Methanex Corporation challenged California's plan to eliminate methyl tertiary butyl ether (MTBE) from gasoline on grounds of water pollution prevention, claiming protection under Chapter 11 of NAFTA and demanding US$970 million in compensation from the state. The challenge was ultimately not successful and Methanex was ordered to reimburse the U.S. government $4 million in litigation costs.

In 2012, Methanex announced that it acquired land in Geismar, Louisiana, and that it would move one of its idle Chilean methanol plants there.

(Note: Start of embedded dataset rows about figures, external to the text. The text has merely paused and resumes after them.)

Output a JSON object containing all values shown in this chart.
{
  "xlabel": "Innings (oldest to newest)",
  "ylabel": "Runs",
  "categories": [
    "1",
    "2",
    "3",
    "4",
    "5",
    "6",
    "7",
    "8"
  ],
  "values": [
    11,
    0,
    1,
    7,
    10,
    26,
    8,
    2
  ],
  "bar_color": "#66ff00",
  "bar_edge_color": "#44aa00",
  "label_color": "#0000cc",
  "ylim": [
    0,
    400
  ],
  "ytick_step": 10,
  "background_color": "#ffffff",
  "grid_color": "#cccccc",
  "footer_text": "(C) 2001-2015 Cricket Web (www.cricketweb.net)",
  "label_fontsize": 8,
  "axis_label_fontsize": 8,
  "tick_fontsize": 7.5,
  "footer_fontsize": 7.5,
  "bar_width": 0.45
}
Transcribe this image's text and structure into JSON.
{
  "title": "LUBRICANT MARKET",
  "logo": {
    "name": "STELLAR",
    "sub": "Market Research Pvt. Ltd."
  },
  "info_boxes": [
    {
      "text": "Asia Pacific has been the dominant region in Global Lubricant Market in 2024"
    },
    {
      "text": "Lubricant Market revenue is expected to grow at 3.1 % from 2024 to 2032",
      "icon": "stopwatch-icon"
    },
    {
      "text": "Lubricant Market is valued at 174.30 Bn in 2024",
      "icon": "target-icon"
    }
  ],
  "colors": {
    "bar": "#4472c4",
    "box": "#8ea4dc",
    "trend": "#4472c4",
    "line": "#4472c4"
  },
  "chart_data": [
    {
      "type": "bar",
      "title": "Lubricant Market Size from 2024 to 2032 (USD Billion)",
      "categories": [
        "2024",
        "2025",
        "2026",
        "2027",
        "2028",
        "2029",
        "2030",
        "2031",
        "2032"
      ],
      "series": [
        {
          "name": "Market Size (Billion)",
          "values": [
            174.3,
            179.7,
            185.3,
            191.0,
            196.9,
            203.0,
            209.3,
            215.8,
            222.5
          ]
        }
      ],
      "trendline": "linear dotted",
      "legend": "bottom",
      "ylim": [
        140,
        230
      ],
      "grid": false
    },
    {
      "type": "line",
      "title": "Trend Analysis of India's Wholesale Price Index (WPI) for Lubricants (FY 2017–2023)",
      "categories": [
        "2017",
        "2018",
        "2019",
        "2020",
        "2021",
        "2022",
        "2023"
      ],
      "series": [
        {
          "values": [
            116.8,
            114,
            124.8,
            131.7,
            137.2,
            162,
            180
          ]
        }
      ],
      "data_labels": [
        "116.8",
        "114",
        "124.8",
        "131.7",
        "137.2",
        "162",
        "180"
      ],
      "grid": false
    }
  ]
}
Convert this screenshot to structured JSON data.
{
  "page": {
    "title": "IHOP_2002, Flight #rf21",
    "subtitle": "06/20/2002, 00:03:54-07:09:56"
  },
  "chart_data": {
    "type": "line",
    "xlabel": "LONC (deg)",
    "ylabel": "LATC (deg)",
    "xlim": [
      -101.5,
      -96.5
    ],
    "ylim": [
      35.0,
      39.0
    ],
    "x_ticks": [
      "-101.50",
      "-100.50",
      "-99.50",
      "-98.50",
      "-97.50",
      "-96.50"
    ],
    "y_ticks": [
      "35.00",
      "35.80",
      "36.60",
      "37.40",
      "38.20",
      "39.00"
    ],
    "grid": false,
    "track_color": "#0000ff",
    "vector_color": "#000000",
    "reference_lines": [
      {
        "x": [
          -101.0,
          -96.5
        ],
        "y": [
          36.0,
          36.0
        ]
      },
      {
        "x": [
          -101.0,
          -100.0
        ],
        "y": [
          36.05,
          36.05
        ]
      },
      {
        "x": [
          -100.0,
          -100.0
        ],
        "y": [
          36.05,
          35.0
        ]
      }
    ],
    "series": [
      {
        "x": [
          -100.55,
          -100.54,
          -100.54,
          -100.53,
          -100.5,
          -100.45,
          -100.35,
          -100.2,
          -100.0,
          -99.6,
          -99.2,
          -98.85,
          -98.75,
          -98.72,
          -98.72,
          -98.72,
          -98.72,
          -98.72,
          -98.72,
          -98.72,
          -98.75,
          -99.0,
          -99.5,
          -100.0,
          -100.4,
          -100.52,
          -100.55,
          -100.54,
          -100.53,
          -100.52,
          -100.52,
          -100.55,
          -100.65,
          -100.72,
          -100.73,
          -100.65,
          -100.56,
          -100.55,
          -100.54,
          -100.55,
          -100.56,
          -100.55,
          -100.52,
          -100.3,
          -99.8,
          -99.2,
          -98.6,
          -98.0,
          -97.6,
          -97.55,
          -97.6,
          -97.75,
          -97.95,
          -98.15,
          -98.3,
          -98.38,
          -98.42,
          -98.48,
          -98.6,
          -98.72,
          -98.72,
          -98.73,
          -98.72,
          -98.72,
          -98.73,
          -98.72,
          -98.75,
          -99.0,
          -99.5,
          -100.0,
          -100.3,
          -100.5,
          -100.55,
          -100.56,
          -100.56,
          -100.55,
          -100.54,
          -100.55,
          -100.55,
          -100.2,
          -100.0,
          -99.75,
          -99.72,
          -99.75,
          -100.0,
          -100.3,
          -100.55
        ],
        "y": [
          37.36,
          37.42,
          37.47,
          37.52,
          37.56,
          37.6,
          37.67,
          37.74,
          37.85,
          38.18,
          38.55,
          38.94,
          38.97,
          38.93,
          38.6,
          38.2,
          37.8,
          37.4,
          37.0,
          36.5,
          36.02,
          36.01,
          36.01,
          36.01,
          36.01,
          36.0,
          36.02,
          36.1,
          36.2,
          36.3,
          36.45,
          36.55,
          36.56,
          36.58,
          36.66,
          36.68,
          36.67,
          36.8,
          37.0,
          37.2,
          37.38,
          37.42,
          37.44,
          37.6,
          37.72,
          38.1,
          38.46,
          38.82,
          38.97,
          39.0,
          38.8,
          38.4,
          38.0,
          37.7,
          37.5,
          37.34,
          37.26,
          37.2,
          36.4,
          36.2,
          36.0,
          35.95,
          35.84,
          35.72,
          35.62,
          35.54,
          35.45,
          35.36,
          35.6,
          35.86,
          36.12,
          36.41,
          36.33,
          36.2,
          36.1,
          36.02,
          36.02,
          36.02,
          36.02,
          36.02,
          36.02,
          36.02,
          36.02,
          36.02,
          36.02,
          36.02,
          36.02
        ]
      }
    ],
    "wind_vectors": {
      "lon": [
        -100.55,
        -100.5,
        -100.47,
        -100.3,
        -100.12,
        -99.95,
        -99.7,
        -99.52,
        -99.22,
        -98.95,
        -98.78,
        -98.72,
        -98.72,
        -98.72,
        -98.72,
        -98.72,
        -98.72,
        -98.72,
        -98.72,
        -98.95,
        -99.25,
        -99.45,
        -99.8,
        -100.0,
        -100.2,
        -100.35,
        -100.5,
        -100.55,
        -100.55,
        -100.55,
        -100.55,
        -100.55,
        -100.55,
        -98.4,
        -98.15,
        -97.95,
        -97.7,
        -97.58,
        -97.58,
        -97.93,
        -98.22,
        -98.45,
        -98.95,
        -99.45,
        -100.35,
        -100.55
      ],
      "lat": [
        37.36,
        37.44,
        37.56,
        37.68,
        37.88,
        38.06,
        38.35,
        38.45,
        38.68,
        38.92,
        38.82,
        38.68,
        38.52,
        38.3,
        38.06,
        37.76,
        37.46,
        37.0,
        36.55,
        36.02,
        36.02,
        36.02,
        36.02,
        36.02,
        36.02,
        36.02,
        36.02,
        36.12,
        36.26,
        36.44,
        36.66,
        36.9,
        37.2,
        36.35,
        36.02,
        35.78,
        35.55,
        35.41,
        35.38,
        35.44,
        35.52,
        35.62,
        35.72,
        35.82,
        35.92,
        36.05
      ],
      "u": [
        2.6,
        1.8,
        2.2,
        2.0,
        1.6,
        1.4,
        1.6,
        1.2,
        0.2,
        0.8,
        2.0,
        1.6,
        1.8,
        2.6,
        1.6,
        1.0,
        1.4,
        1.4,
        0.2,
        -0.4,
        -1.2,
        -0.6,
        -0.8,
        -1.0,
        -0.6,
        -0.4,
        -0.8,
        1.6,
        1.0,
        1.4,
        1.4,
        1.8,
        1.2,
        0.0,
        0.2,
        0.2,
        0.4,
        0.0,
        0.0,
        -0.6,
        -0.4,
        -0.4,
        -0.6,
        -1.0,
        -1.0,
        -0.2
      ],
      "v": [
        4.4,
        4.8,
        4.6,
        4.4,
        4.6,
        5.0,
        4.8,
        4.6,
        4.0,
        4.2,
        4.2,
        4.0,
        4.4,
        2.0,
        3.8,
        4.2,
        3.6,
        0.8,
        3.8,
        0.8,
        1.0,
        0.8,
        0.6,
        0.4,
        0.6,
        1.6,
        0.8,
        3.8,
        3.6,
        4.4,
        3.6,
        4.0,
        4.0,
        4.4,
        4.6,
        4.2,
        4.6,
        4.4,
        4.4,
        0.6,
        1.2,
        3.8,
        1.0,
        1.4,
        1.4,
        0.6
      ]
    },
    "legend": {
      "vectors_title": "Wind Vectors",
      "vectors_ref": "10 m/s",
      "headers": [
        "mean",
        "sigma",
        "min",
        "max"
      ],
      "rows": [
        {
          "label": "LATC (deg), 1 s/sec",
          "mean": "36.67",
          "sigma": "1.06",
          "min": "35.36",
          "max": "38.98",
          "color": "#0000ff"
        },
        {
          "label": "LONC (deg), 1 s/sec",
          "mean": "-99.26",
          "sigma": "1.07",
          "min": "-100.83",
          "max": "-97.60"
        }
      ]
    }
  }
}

Methanex confirmed that the reason was the low price of natural gas available in North America and Louisiana.

Regional marketing offices are located in Belgium, Chile, China, Egypt, Korea, Japan, the United Arab Emirates, the United Kingdom and the United States.

In 2026 Methanex announced that it will be effectively closing its plant in New Zealand.

==Waterfront Shipping Ltd.==
Methanex's majority owned subsidiary, Waterfront Shipping Limited, is a global marine transportation company that operates a fleet of 30 ocean tankers. In 2016, the company announced the delivery of seven first Korean and Japanese built methanol-fueled ocean tankers. Methanex and Mitsui O.S.K. Lines announced plans for a strategic partnership in July 2021, resulting in MOL's purchase of a 40% stake in WFS.